November has been a cruel month for Canadian diplomacy. First there was Environment Minister Rosa Ambrose’s crass performance at the Nairobi conference on climate change. Bad enough she went there brandishing the shameful legislation that anoints our country’s worsening record on CO2 emissions, but she had to embarrass us further with a stump speech that should never have left the partisan confines of her riding association.

Next was the Prime Minister’s Office’s amateurish and all too public attempts to schedule a meeting with the Chinese President at the APEC meeting in Viet Nam, which only served to highlight how marginal our influence is on China.

And now, at the UN General Assembly in New York, Canada is lining up behind Spain, one of the world’s most rapacious fishing nations, in an attempt to block a resolution that would impose a moratorium on the highly destructive practice of dragging for fish on the high seas.

Coming on the heels of a study led by a Canadian fisheries scientist that made headlines around the world only two weeks ago by projecting that 90 per cent of the world’s fish stocks will collapse by 2048 unless immediate action is taken, the Canadian position is puzzling to say the least.
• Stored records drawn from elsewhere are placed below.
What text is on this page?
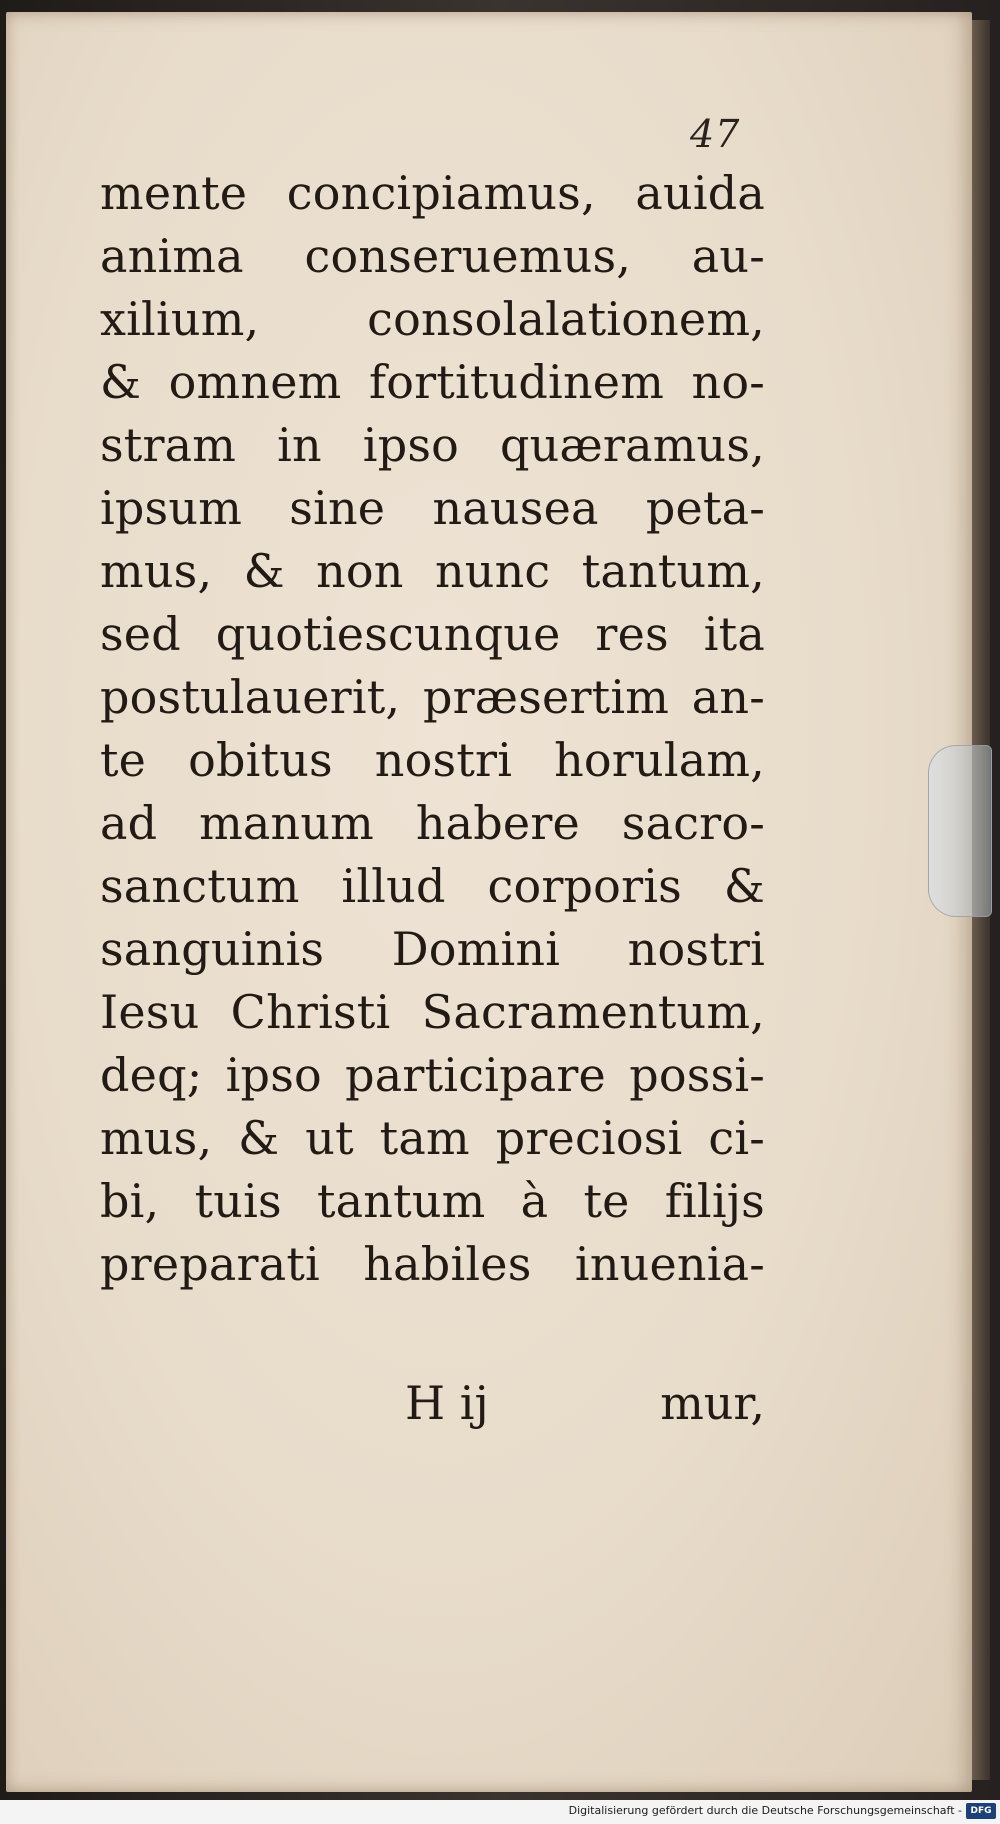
47
mente concipiamus, auida
anima conseruemus, au-
xilium, consolalationem,
& omnem fortitudinem no-
stram in ipso quæramus,
ipsum sine nausea peta-
mus, & non nunc tantum,
sed quotiescunque res ita
postulauerit, præsertim an-
te obitus nostri horulam,
ad manum habere sacro-
sanctum illud corporis &
sanguinis Domini nostri
Iesu Christi Sacramentum,
deq; ipso participare possi-
mus, & ut tam preciosi ci-
bi, tuis tantum à te filijs
preparati habiles inuenia-
H ij	mur,
Digitalisierung gefördert durch die Deutsche Forschungsgemeinschaft - DFG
It is all the more so when one considers that in 1995, Brian Tobin, our Fisheries Minister of the time, stood on a barge near the UN building in New York and hoisted a Spanish dragger net to denounce Spanish overfishing on the high seas.

What has happened in the interim? Has the Canadian position changed?

Not really.

The call for a moratorium on high seas dragging has merely brought to the fore a contradiction in Canadian fisheries policy. While on the international stage Canada has consistently adopted a progressive position and pushed for stronger multilateral conservation instruments, domestically the Department of Fisheries and Oceans has not wavered in its support for the destructive practice of dragging. Despite the incontrovertible evidence that dragging destroys critical fish habitat — in flagrant violation of the Fisheries Act — the Department has steadfastly stood behind the practice and the powerful economic interests that benefit from it.

The reasons for this are complex and part of an unresolved domestic debate about how we should be conducting our fisheries within our 200-mile jurisdictional limit. The debate has faded away since we imposed our own Atlantic groundfish moratorium and sold off our industrial groundfish dragger fleet but it will return with a vengeance if and when our cod stocks on the East Coast do recover.

In the meantime we should not let this unresolved domestic issue cloud our judgment and stop us from supporting responsible, conservation-based positions internationally.

Until recently the high seas were thought to be largely barren of commercially valuable fish species other than highly migratory tuna and squid. The vast majority of fish landings come from the continental shelves that are under coastal state jurisdiction.

But in recent years seamounts beyond national jurisdiction have been discovered on the high seas. These unique geo-marine formations provide the habitat for distinct and commercially valuable fish stocks that are being targeted by the distant water industrial draggers of the world’s major fishing nations. This fishing is completely un-regulated and beyond the jurisdiction of the very weak international fisheries management bodies that do exist. Its pace and impact is such that the world community will lose these precious resources even before it has an opportunity to scientifically identify and protect them.

The responsible and precautionary thing to do is to declare a moratorium on the type of fishing — dragging — that can both wipe out entire and genetically unique fish populations and destroy the habitat that would allow them to perhaps recover.

The precedents for taking such action already exist in the international ban on high seas drift nets, the so-called walls of death outlawed by UN General Assembly resolution in 1992.

Ironically our Minister of Fisheries, Loyola Hearn, an individual who understands all too well how rapidly dragger fishing can deplete a resource, and Department officials have taken the line that those in favour of an international moratorium — countries like the U.S., New Zealand, Australia, Chile — are somehow quixotic and that the Canadian approach, creating new international management instruments, is the practical one.

The Don Quixote here, however, is Canada.

Earlier this year, along with other responsible fishing nations, Canada took the lead in proposing a series of measures to strengthen the existing international instruments that govern high seas fishing. The proposals make sense and are worthy of support but they will take years of patient lobbying and international arm-twisting before any progress is seen.

Meanwhile, destructive and unregulated dragging will continue and the world will lose irreplaceable genetic resources and habitat in the process. The practical thing to do is to put a stop to the destructive practices until such time as proper management instruments can be put in place. That’s what moratoria are all about.

Canada should continue to push for reform of international fish management and conservation instruments, as quixotic as these efforts may be, but it must stop being an obstacle to immediate and practical measures that can make a difference now.

Enough of the embarrassment already.